During my 1st trimester of pregnancy I was feeling pretty lousy most of the time, and I must admit that some of my best parenting intentions went out of the window. I felt ill, exhausted and moody, and that made me snappy and irritable. I could see the impact it had on E and my relationship with him. Murphy's law is always so that when you're not at your best, your child will act out as well. Nearly as though there are two children in the equation. And because E has a relatively strong will - this often ended in power struggles, misbehaviour and shouting (from both sides).
Boy am I glad that those months are over! And thank goodness for my mother who picked up a lot of the slack.
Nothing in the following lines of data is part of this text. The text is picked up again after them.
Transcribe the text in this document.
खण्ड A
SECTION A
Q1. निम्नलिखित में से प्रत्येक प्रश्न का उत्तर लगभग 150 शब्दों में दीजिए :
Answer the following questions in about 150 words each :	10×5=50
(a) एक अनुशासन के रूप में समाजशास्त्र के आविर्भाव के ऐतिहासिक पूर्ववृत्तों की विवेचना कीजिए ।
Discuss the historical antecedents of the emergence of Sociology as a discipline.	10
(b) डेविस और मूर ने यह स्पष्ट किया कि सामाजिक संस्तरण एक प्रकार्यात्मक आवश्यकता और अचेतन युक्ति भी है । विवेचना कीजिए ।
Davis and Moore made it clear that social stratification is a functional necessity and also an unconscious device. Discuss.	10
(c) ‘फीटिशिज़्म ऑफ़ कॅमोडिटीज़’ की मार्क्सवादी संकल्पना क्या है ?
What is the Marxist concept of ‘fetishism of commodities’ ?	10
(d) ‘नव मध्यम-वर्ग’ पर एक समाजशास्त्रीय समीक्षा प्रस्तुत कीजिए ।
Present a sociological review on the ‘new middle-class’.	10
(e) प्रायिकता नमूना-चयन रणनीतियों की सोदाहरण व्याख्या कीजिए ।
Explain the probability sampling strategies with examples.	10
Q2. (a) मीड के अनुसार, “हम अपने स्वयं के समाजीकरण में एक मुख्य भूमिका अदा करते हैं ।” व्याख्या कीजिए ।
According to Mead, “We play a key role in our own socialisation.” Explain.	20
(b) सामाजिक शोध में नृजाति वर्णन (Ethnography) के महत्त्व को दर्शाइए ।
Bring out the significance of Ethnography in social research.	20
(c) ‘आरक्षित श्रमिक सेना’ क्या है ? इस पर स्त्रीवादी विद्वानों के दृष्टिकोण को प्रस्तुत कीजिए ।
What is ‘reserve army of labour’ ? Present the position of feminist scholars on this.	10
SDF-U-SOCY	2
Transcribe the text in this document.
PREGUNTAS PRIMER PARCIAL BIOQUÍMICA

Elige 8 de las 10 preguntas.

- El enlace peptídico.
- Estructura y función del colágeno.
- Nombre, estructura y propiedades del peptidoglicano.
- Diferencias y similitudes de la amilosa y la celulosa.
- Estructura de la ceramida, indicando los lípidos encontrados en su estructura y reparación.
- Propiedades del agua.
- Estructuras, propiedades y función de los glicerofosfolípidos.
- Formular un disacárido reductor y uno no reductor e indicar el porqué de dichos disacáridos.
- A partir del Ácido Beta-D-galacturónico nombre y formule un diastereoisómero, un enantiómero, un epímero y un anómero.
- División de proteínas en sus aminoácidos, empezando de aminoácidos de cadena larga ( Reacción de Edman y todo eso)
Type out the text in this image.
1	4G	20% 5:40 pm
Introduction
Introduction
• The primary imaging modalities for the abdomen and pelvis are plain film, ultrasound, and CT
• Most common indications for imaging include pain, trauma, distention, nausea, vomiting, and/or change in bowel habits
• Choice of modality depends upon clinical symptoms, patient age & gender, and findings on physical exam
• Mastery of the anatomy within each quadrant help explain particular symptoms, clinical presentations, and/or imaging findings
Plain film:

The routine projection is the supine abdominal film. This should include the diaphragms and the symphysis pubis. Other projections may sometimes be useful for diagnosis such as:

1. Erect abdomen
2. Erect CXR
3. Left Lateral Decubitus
However, as soon as I started feeling more like myself - I vowed that I would make right and correct the damage or gaps that might have grown between E and I.
What I have been doing for the last couple of weeks and seeing some amazing results, is purely focusing on what E does right, and let him know how pleased he makes me. I brag on him to others (in front of him) as often as I can, and tell him whenever he has done something positive, no matter how small. What I've started doing with him is give him a high 5 for a job well done - whatever it may be. Its lovely to see his face light up and his self esteem soar in these moments.
I find this quote from Dr Laura Markham in her post on the same topic very true:
"Finding fault with kids doesn’t help them change. (Does it help you change?) Children, like other humans, grow and change when they feel loved, accepted, appreciated, respected. That lets them drop the need to defend themselves. It makes them want to cooperate."
I encourage you to read her whole article here. She is a very wise woman.
Why would someone who hears what they are doing wrong all the time want to change? I have found from personal experience, positive affirmation makes me want to be a better person. Why would my child be any different?
If my son hears how happy he makes me and in turn feels good in his own skin, he will act 'good' because he feels 'good'. It is after all my job to build him up, not break his spirit.
"She opens her mouth in skillful and godly Wisdom, and on her tongue is the law of kindness."